La Marine vient de saborder le programme de frégates Constellation — Était-ce un désastre de conception ou un suicide bureaucratique ?

Or, le nouveau navire est trop lourd, pourrait être plus lent, et ne ressemble plus du tout à l’original. Pendant ce temps, Fincantieri — le chantier naval italien — a investi 800 millions de dollars dans des chantiers américains et a créé des milliers d’emplois. Annuler quatre navires brutalement ressemble moins à une réforme qu’à une gifle pour un partenaire de confiance. Ce n’est pas seulement un échec d’achat — c’est un virage politique brutal.
Nous construisions ces deux navires avec fierté. Ici, les gens ont consacré des années à ce projet. Annuler le reste ? D’accord, mais ne faites pas semblant que c’est pour ‘corriger la bureaucratie’ — c’est pour déplacer la faute. Pendant ce temps, notre avenir tient à un fil.
Soyons honnêtes — la Marine répète sans cesse la même erreur : croire qu’elle peut améliorer un design étranger éprouvé avec des ‘spécifications américaines’, puis faire semblant d’être choquée quand ça explose. Combien de fois cela doit-il arriver avant qu’ils apprennent ?

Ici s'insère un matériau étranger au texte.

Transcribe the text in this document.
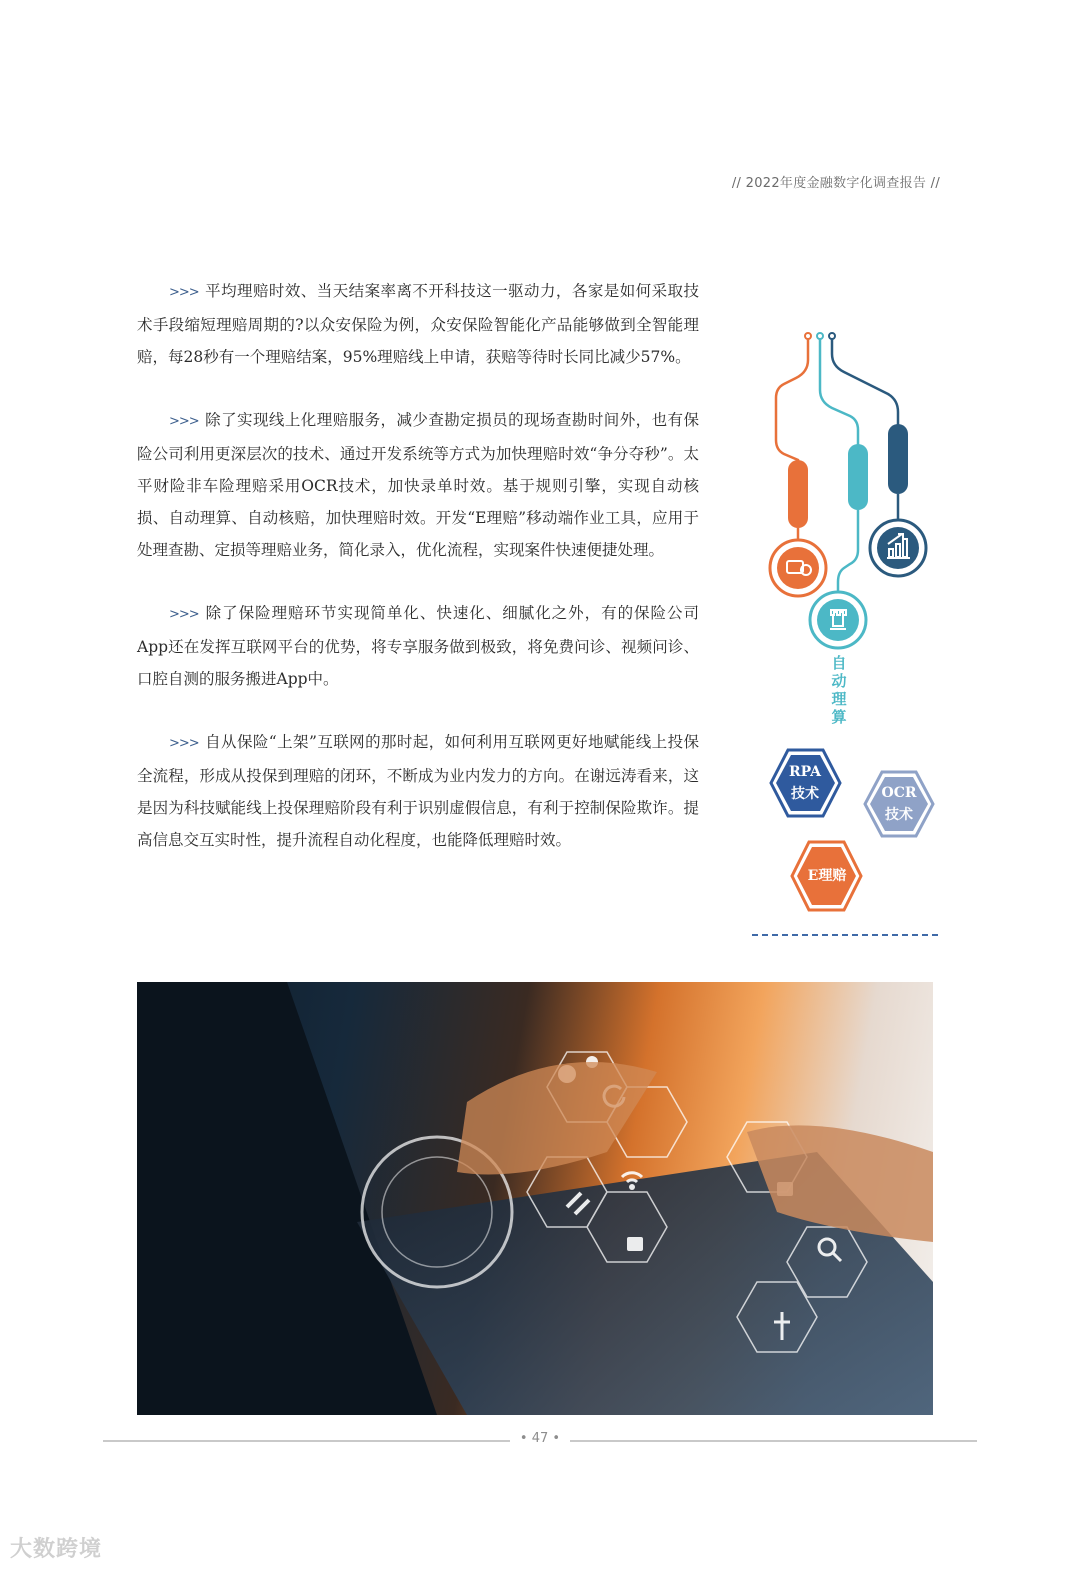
// 2022年度金融数字化调查报告 //

>>> 平均理赔时效、当天结案率离不开科技这一驱动力，各家是如何采取技术手段缩短理赔周期的?以众安保险为例，众安保险智能化产品能够做到全智能理赔，每28秒有一个理赔结案，95%理赔线上申请，获赔等待时长同比减少57%。

>>> 除了实现线上化理赔服务，减少查勘定损员的现场查勘时间外，也有保险公司利用更深层次的技术、通过开发系统等方式为加快理赔时效“争分夺秒”。太平财险非车险理赔采用OCR技术，加快录单时效。基于规则引擎，实现自动核损、自动理算、自动核赔，加快理赔时效。开发“E理赔”移动端作业工具，应用于处理查勘、定损等理赔业务，简化录入，优化流程，实现案件快速便捷处理。

>>> 除了保险理赔环节实现简单化、快速化、细腻化之外，有的保险公司App还在发挥互联网平台的优势，将专享服务做到极致，将免费问诊、视频问诊、口腔自测的服务搬进App中。

>>> 自从保险“上架”互联网的那时起，如何利用互联网更好地赋能线上投保全流程，形成从投保到理赔的闭环，不断成为业内发力的方向。在谢远涛看来，这是因为科技赋能线上投保理赔阶段有利于识别虚假信息，有利于控制保险欺诈。提高信息交互实时性，提升流程自动化程度，也能降低理赔时效。

自动理算
RPA
技术	OCR
技术
E理赔
• 47 •
大数跨境
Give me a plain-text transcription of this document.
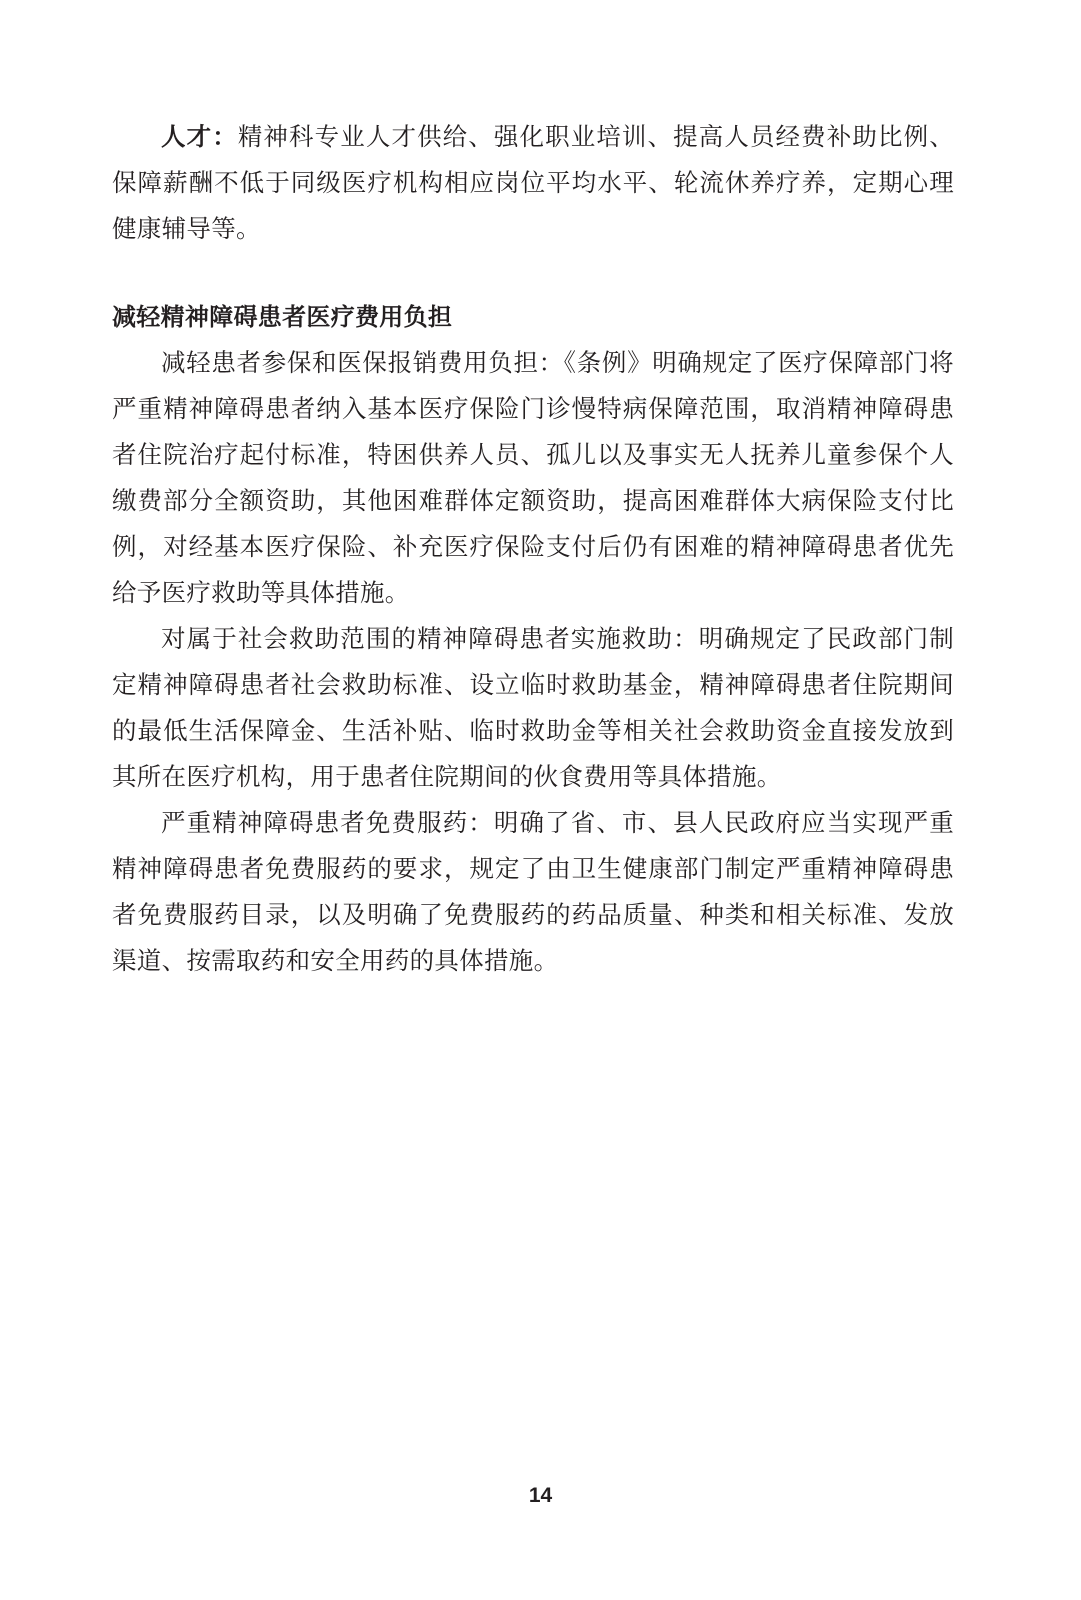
人才：精神科专业人才供给、强化职业培训、提高人员经费补助比例、保障薪酬不低于同级医疗机构相应岗位平均水平、轮流休养疗养，定期心理健康辅导等。

减轻精神障碍患者医疗费用负担

减轻患者参保和医保报销费用负担：《条例》明确规定了医疗保障部门将严重精神障碍患者纳入基本医疗保险门诊慢特病保障范围，取消精神障碍患者住院治疗起付标准，特困供养人员、孤儿以及事实无人抚养儿童参保个人缴费部分全额资助，其他困难群体定额资助，提高困难群体大病保险支付比例，对经基本医疗保险、补充医疗保险支付后仍有困难的精神障碍患者优先给予医疗救助等具体措施。

对属于社会救助范围的精神障碍患者实施救助：明确规定了民政部门制定精神障碍患者社会救助标准、设立临时救助基金，精神障碍患者住院期间的最低生活保障金、生活补贴、临时救助金等相关社会救助资金直接发放到其所在医疗机构，用于患者住院期间的伙食费用等具体措施。

严重精神障碍患者免费服药：明确了省、市、县人民政府应当实现严重精神障碍患者免费服药的要求，规定了由卫生健康部门制定严重精神障碍患者免费服药目录，以及明确了免费服药的药品质量、种类和相关标准、发放渠道、按需取药和安全用药的具体措施。

14
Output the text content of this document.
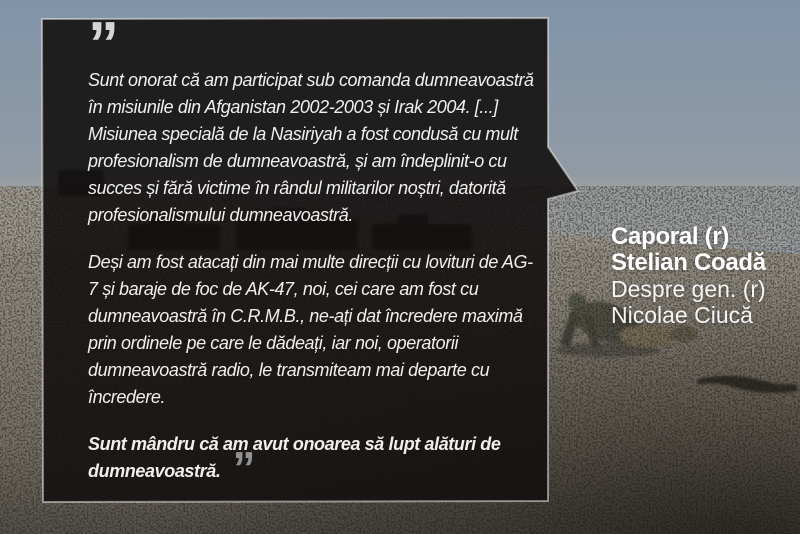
”

Sunt onorat că am participat sub comanda dumneavoastră în misiunile din Afganistan 2002-2003 și Irak 2004. [...] Misiunea specială de la Nasiriyah a fost condusă cu mult profesionalism de dumneavoastră, și am îndeplinit-o cu succes și fără victime în rândul militarilor noștri, datorită profesionalismului dumneavoastră.

Deși am fost atacați din mai multe direcții cu lovituri de AG-7 și baraje de foc de AK-47, noi, cei care am fost cu dumneavoastră în C.R.M.B., ne-ați dat încredere maximă prin ordinele pe care le dădeați, iar noi, operatorii dumneavoastră radio, le transmiteam mai departe cu încredere.

Sunt mândru că am avut onoarea să lupt alături de dumneavoastră. ”

Caporal (r)
Stelian Coadă
Despre gen. (r)
Nicolae Ciucă
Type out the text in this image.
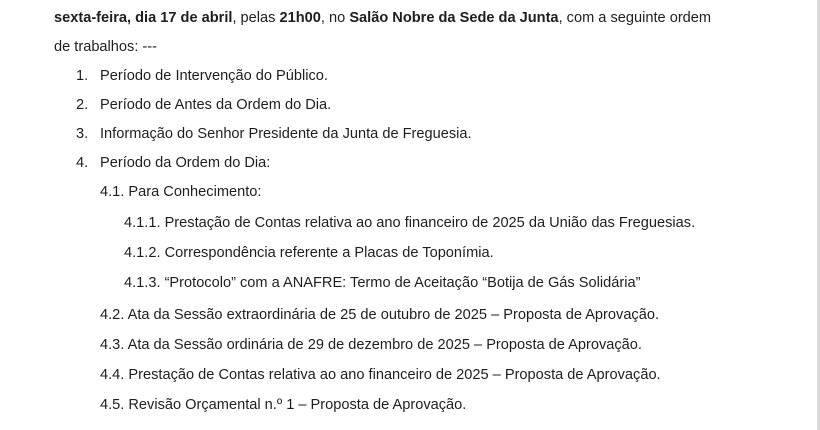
sexta-feira, dia 17 de abril, pelas 21h00, no Salão Nobre da Sede da Junta, com a seguinte ordem
de trabalhos: ---
1. Período de Intervenção do Público.
2. Período de Antes da Ordem do Dia.
3. Informação do Senhor Presidente da Junta de Freguesia.
4. Período da Ordem do Dia:
4.1. Para Conhecimento:
4.1.1. Prestação de Contas relativa ao ano financeiro de 2025 da União das Freguesias.
4.1.2. Correspondência referente a Placas de Toponímia.
4.1.3. “Protocolo” com a ANAFRE: Termo de Aceitação “Botija de Gás Solidária”
4.2. Ata da Sessão extraordinária de 25 de outubro de 2025 – Proposta de Aprovação.
4.3. Ata da Sessão ordinária de 29 de dezembro de 2025 – Proposta de Aprovação.
4.4. Prestação de Contas relativa ao ano financeiro de 2025 – Proposta de Aprovação.
4.5. Revisão Orçamental n.º 1 – Proposta de Aprovação.
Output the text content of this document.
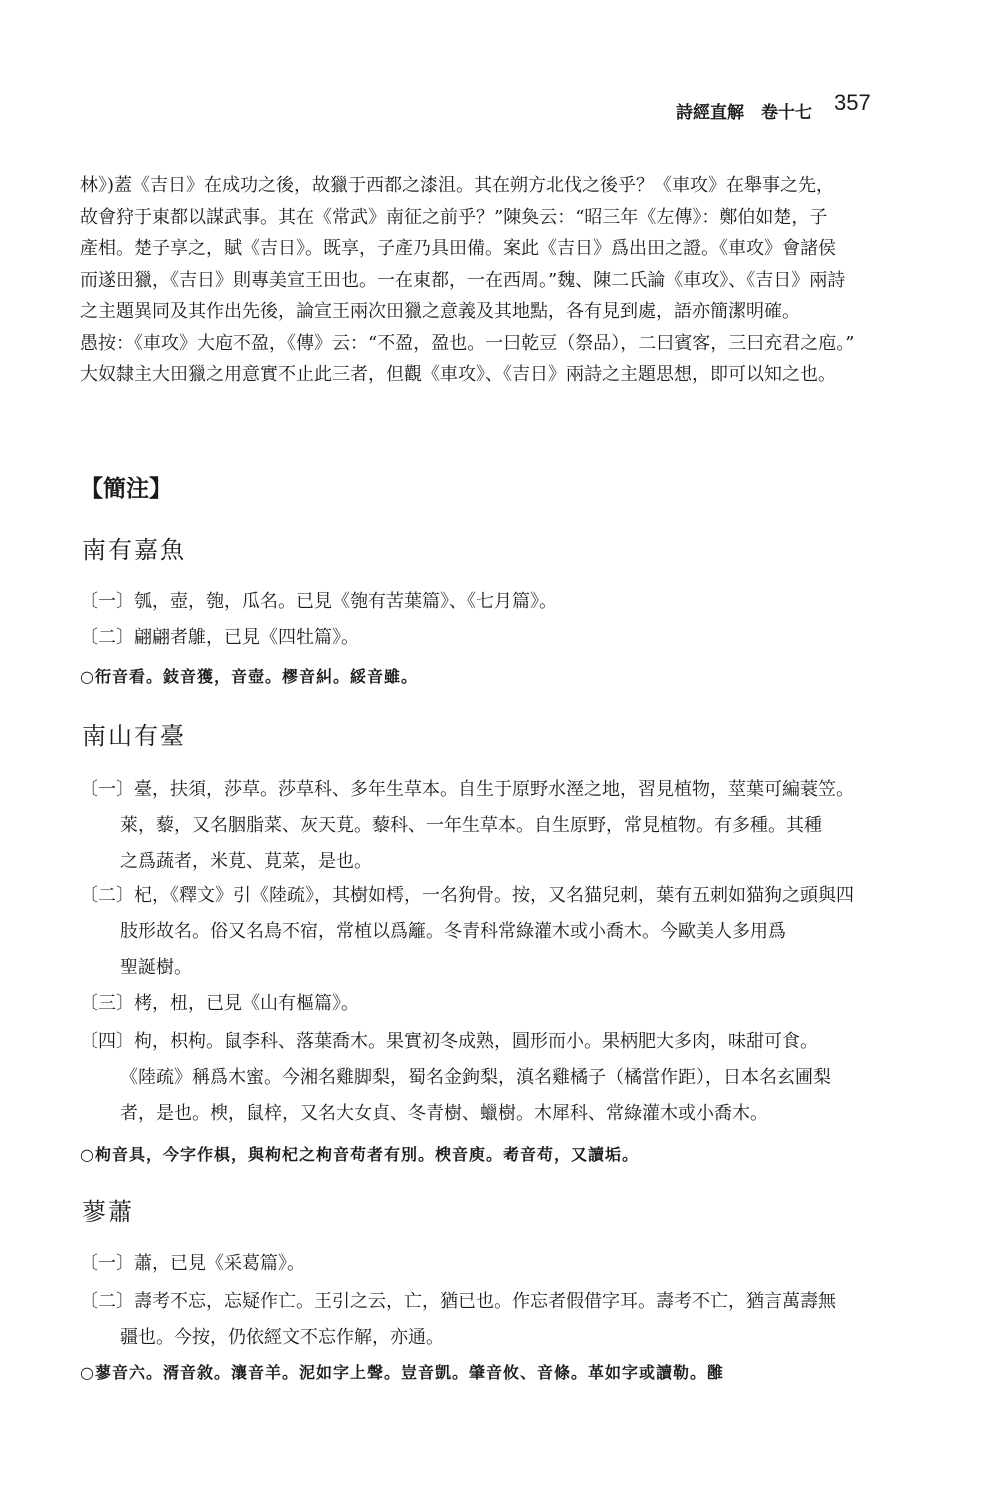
詩經直解　卷十七 357
林》)蓋《吉日》在成功之後，故獵于西都之漆沮。其在朔方北伐之後乎？《車攻》在舉事之先，
故會狩于東都以謀武事。其在《常武》南征之前乎？”陳奐云：“昭三年《左傳》：鄭伯如楚，子
產相。楚子享之，賦《吉日》。既享，子產乃具田備。案此《吉日》爲出田之證。《車攻》會諸侯
而遂田獵，《吉日》則專美宣王田也。一在東都，一在西周。”魏、陳二氏論《車攻》、《吉日》兩詩
之主題異同及其作出先後，論宣王兩次田獵之意義及其地點，各有見到處，語亦簡潔明確。
愚按：《車攻》大庖不盈，《傳》云：“不盈，盈也。一曰乾豆（祭品），二曰賓客，三曰充君之庖。”
大奴隸主大田獵之用意實不止此三者，但觀《車攻》、《吉日》兩詩之主題思想，即可以知之也。
【簡注】
南有嘉魚
〔一〕瓠，壺，匏，瓜名。已見《匏有苦葉篇》、《七月篇》。
〔二〕翩翩者鵻，已見《四牡篇》。
○衎音看。鈘音獲，音壺。樛音糾。綏音雖。
南山有臺
〔一〕臺，扶須，莎草。莎草科、多年生草本。自生于原野水溼之地，習見植物，莖葉可編蓑笠。
萊，藜，又名胭脂菜、灰天莧。藜科、一年生草本。自生原野，常見植物。有多種。其種
之爲蔬者，米莧、莧菜，是也。
〔二〕杞，《釋文》引《陸疏》，其樹如樗，一名狗骨。按，又名猫兒刺，葉有五刺如猫狗之頭與四
肢形故名。俗又名鳥不宿，常植以爲籬。冬青科常綠灌木或小喬木。今歐美人多用爲
聖誕樹。
〔三〕栲，杻，已見《山有樞篇》。
〔四〕枸，枳枸。鼠李科、落葉喬木。果實初冬成熟，圓形而小。果柄肥大多肉，味甜可食。
《陸疏》稱爲木蜜。今湘名雞脚梨，蜀名金鉤梨，滇名雞橘子（橘當作距），日本名玄圃梨
者，是也。楰，鼠梓，又名大女貞、冬青樹、蠟樹。木犀科、常綠灌木或小喬木。
○枸音具，今字作椇，與枸杞之枸音苟者有別。楰音庾。耇音苟，又讀垢。
蓼蕭
〔一〕蕭，已見《采葛篇》。
〔二〕壽考不忘，忘疑作亡。王引之云，亡，猶已也。作忘者假借字耳。壽考不亡，猶言萬壽無
疆也。今按，仍依經文不忘作解，亦通。
○蓼音六。湑音敘。瀼音羊。泥如字上聲。豈音凱。肇音攸、音條。革如字或讀勒。雝
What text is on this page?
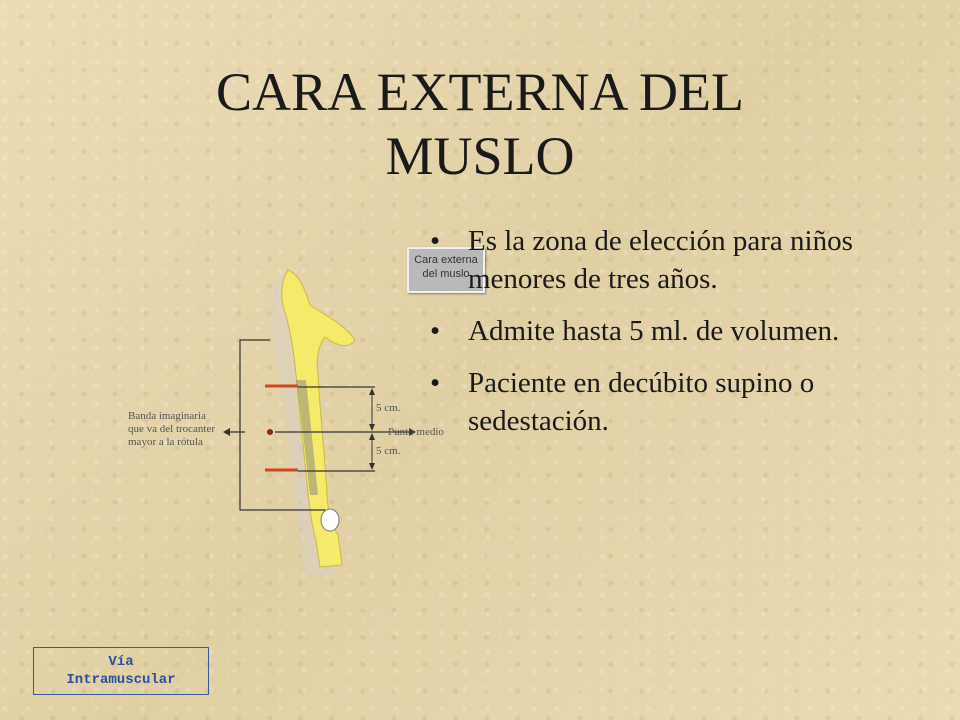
CARA EXTERNA DEL
MUSLO
Banda imaginaria
que va del trocanter
mayor a la rótula
5 cm.
5 cm.
Punto medio
Cara externa
del muslo
• Es la zona de elección para niños menores de tres años.
• Admite hasta 5 ml. de volumen.
• Paciente en decúbito supino o sedestación.
Vía
Intramuscular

En réalité, annuler des programmes imparfaits est un acte de courage, pas un échec. La Marine a passé cinq ans à 70 % d’achèvement — ce n’est pas de l’ingénierie, c’est de l’automutilation. Si on continue à jeter de l’argent dans des systèmes défaillants, on obtient une flotte plus faible.
Le courage ne nourrit pas mes enfants. Nous avons des compétences, oui, mais la construction navale demande de la continuité. Un jour, nous sommes l’avenir, le lendemain, nous sommes des dommages collatéraux.
Les frégates FREMM italiennes fonctionnent parfaitement. Les États-Unis voulaient la marque mais pas le plan. On ne peut pas acheter le succès et redessiner le moteur en plein vol.
Nous avons investi 800 millions de dollars et embauché 3 750 personnes dans nos chantiers. La Marine parle de ‘continuité des effectifs’ — très bien, mais les mots ne paieront pas nos hypothèques. Où est le vrai plan ?
Le vrai plan, c’est d’éviter un coût irrécupérable de 6 milliards de dollars. Vous confondez douleur à court terme et stratégie à long terme. C’est ainsi qu’on évite l’effondrement total.
Ah oui, le classique du geste américain : emprunter un système fonctionnel à des alliés, passer une décennie à le ‘moderniser’ jusqu’à en faire un presse-papiers, puis l’annuler et accuser le fournisseur. 10 sur 10 pour la constance.